Odd component in a microwave

dan, Thu Aug 10 2006, 03:24AM

Well I took apart a microwave and I found a component I never seen before and I have taken apart quite a few microwaves in my time. It was located on top just outside the cooking cavity right by a vent screen. It looks like a small plate capacitor in the middle and a coil covered in white stuff around it. All of this has a cage around it. It was connected by four wires to the control board. The middle thing is looks like a capacitor since I measure infinite resistance and it literally looks like a thin piece of PCB with a connection soldered on each side of it.

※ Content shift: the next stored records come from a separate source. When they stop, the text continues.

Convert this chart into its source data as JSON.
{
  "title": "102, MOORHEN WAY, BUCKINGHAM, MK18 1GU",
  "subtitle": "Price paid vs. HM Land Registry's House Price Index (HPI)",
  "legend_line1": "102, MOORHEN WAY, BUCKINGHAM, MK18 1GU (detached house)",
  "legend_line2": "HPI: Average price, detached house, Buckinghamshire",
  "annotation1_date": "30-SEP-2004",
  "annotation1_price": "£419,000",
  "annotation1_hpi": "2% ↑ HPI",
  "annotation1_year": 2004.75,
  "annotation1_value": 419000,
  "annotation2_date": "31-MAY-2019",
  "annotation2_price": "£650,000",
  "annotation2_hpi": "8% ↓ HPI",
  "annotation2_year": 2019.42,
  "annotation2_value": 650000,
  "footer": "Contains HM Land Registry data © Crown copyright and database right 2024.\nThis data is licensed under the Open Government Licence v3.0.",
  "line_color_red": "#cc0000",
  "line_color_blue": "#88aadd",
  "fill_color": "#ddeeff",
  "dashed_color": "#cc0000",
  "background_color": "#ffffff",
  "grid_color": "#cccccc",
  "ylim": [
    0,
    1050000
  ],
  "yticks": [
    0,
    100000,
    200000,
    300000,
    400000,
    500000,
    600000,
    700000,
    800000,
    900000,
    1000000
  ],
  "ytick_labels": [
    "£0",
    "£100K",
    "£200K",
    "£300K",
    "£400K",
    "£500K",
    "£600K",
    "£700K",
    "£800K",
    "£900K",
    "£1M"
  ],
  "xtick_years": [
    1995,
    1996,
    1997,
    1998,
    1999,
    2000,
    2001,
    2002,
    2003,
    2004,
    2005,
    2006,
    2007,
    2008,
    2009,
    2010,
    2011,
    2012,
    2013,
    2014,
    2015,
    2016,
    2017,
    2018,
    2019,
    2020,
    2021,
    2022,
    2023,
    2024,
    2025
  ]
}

The wires that connect to what I think is the capacitor has some braided shielding around it while the coil wires are unshielded. I did not keep the control board because it would have taken too much work to remove it. It was welded inside of a shielding metal box and since it was almost garbage collection and I didn't want to keep the hunk o junk for another week. I'm guessing this is some sort of leakage sensor but how does it work? Why the inductor/capacitor combo?

Here is a pictuire:
1155180268 223 FT0 Picture 0081
Re: Odd component in a microwave
Bjørn, Thu Aug 10 2006, 03:29AM

If the capacitor was open to air it could be a humidity sensor to detect boiling.
Re: Odd component in a microwave
dan, Thu Aug 10 2006, 03:45AM

Well I’m not sure if it’s a capacitor in the middle of it. It might be a moisture sensor as you said and once it's triggered must be reset by using the coil/heater to drive off the moister so it can return to its dry state. Never seen this sort of device in a microwave before.
Re: Odd component in a microwave
Dr. Dark Current, Thu Aug 10 2006, 08:57AM

IIRC old microwaves used a low voltage controlled HV relay as the HV rectifier. maybe this is what you got. (in that case there would be no HV diode in the microwave)

J.M.
Re: Odd component in a microwave
dan, Thu Aug 10 2006, 07:10PM

There was a diode.. so it's probably a moister sensor.
Re: Odd component in a microwave
Tesladownunder, Fri Aug 11 2006, 05:29AM

I have seen them and assumed they were airflow detectors. If I recall they have a filament and a ? heat sensor. If no airflow for what ever reason, the system needs to shut down.

I will get it out when I get home and look again.